Concert de très grande tenue et non pas immense concert comme on a eu la chance d’en entendre avec lui car la Troisième Symphonie (1883) de Johannes Brahms (1833-1897) qui ouvrait cette représentation ne nous aura qu’à moitié convaincu. Pourtant, l’Allegro con brio inaugural fut bien emmené, le chef distillant une assez belle énergie et veillant aux contrastes de la partition entre la masse des cordes et la clarté des vents, notamment une petite harmonie ce soir en état de grâce. Pour autant, on sentait une certaine fébrilité (de légers problèmes de mise en place côté cordes en particulier) et une vision qui nous échappait, Blomstedt ayant semblé parfois suivre l’orchestre plus qu’il ne le précédait et, en tout cas, plus qu’il ne le conduisait véritablement. C’est surtout l’Andante qui nous aura un peu dérouté.
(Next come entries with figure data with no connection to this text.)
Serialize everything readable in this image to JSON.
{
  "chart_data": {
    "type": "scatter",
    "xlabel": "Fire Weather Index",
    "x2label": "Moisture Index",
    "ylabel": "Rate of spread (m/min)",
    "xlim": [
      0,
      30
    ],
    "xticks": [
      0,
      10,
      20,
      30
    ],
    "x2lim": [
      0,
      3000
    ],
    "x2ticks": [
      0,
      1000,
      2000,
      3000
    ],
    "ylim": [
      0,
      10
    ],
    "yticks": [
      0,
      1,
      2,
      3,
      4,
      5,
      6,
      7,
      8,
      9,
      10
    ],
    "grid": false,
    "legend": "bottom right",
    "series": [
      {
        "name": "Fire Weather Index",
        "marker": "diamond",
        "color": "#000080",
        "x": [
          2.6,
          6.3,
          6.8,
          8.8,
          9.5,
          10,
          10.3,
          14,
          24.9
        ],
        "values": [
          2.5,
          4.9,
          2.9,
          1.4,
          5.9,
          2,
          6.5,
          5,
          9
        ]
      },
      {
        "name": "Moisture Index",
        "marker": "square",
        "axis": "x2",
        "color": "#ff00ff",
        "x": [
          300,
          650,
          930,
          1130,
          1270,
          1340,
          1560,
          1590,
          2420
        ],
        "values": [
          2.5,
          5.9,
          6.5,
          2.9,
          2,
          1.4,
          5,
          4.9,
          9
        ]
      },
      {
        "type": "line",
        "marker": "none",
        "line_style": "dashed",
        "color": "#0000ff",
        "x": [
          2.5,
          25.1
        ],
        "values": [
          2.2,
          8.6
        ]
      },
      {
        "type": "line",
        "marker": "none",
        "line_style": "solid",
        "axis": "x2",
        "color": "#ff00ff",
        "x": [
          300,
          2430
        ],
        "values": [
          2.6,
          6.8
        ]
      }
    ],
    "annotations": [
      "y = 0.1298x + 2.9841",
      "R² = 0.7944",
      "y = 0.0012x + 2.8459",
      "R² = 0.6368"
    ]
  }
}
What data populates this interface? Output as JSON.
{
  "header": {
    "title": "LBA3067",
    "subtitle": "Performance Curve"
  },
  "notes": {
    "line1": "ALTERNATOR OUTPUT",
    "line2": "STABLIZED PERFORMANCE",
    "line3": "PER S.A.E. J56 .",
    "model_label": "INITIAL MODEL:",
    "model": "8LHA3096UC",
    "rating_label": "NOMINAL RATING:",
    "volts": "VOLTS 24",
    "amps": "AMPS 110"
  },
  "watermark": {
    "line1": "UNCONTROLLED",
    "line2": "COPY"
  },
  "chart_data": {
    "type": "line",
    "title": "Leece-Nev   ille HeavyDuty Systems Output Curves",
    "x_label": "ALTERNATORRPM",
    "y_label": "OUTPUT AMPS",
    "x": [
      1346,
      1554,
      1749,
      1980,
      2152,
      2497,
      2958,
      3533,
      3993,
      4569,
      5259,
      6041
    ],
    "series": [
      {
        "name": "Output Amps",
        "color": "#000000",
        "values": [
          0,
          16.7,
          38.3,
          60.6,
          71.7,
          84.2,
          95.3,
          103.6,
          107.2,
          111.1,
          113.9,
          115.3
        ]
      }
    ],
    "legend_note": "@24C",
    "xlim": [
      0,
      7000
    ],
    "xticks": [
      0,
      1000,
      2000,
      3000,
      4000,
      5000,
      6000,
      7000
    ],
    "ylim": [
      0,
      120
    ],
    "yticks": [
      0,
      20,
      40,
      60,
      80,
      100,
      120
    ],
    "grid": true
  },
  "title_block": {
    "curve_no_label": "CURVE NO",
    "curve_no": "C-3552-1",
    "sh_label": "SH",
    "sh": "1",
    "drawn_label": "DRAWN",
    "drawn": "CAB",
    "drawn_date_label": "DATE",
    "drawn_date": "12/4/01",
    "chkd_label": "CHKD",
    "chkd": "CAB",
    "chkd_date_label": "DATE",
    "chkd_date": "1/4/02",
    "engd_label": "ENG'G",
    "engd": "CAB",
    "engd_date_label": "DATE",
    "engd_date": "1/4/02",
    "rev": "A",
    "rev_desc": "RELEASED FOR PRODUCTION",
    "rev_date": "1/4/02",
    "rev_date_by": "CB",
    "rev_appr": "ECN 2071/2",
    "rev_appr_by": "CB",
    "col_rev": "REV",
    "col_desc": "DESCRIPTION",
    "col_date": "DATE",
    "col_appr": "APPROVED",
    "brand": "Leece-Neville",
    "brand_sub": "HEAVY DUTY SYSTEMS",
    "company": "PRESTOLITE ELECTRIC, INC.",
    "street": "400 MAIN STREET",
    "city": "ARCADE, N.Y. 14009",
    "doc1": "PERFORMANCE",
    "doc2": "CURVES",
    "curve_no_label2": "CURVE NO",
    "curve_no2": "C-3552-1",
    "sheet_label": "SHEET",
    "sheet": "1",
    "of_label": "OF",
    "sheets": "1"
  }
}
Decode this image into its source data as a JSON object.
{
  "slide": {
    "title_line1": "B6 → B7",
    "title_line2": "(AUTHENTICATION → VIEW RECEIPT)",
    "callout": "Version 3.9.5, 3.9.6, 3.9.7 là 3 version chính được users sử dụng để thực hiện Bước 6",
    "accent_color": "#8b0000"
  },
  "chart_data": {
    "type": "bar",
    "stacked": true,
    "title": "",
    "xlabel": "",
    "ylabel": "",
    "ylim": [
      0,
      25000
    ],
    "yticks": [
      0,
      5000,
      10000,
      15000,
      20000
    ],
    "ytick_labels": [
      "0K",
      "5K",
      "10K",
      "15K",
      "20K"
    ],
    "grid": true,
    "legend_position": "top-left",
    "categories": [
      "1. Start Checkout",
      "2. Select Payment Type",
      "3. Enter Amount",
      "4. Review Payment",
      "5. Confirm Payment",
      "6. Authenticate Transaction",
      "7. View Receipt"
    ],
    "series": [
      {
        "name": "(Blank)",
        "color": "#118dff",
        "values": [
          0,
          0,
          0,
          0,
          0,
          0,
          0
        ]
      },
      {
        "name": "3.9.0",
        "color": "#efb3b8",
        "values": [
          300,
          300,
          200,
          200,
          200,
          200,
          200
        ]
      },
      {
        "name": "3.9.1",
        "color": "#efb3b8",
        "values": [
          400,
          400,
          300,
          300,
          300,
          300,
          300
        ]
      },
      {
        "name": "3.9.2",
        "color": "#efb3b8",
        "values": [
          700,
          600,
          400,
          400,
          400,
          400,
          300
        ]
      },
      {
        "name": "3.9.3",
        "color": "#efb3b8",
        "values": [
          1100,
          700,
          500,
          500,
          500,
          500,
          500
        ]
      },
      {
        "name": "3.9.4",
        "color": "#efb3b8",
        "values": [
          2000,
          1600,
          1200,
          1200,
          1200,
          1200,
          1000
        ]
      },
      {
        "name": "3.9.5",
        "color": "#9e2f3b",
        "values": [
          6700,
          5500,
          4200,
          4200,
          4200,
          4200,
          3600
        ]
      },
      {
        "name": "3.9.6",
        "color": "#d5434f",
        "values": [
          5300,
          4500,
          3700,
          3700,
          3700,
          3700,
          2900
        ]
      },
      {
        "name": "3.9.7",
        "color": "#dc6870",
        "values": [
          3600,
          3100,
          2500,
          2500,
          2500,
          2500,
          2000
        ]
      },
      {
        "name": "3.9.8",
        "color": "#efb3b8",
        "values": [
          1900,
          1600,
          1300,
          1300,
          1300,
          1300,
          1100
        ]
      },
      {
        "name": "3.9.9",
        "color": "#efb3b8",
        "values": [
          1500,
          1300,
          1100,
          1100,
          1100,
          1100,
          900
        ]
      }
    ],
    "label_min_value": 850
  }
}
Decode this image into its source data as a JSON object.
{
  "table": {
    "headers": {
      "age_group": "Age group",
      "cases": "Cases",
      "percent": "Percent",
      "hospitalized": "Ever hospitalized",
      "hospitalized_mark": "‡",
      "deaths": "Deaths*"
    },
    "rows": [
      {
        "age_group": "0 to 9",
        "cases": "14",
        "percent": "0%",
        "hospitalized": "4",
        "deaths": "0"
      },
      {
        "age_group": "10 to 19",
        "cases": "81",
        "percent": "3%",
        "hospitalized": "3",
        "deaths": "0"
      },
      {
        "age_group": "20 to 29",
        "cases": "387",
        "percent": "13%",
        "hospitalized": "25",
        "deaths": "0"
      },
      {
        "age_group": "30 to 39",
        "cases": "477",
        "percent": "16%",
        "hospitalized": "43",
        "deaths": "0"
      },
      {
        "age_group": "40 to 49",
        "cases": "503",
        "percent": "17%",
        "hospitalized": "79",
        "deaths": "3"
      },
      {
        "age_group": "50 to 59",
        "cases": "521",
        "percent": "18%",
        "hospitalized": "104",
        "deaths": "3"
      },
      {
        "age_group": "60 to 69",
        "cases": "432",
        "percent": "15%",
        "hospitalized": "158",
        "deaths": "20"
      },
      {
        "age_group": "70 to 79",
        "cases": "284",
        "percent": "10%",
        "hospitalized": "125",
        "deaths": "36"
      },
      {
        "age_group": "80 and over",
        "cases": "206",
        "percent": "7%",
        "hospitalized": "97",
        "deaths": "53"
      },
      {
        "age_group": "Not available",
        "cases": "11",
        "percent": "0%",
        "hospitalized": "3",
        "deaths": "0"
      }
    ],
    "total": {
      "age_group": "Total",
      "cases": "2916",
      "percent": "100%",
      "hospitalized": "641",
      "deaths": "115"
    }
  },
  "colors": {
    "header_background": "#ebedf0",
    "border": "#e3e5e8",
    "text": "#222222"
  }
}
Même si la clarinette enjôleuse de Pascal Moraguès (n’oublions pas Arnaud Leroy, son acolyte pour la soirée) fut absolument sublime pour lancer l’orchestre, on a souvent eu une impression de surplace, l’orchestre semblant attendre là encore une indication de la part du chef qui, pourtant, notamment après une phrase de Miriam Pastor Burgos (récemment nommée hautboïste solo aux côtés du bien connu Alexandre Gattet), a su d’un simple geste relancer l’orchestre dans un mouvement d’une ampleur et d’une chaleur à se damner. Le célébrissime troisième mouvement, Poco allegretto, dont les premières notes suscitèrent frissons, murmures et même chantonnement de la part de plusieurs spectateurs, fut très réussi. Blomstedt, fidèle en cela à la partition, le prit assez rapidement et ne joua jamais sur l’alanguissement dont certains chefs font si souvent preuve dans cette page illustre ; de fait, on y aura perçu plus une fraîcheur, une certaine innocence qu’un pathos de mauvais aloi. Mais c’est certainement l’Allegro final qui nous aura le plus convaincu ; le chef y retrouve la violence, les élans, les bourrasques que l’on aurait aimé entendre dès le début, l’orchestre se lançant à corps perdu dans ce foisonnement qui se conclut néanmoins par un apaisement que seuls les applaudissements rompirent.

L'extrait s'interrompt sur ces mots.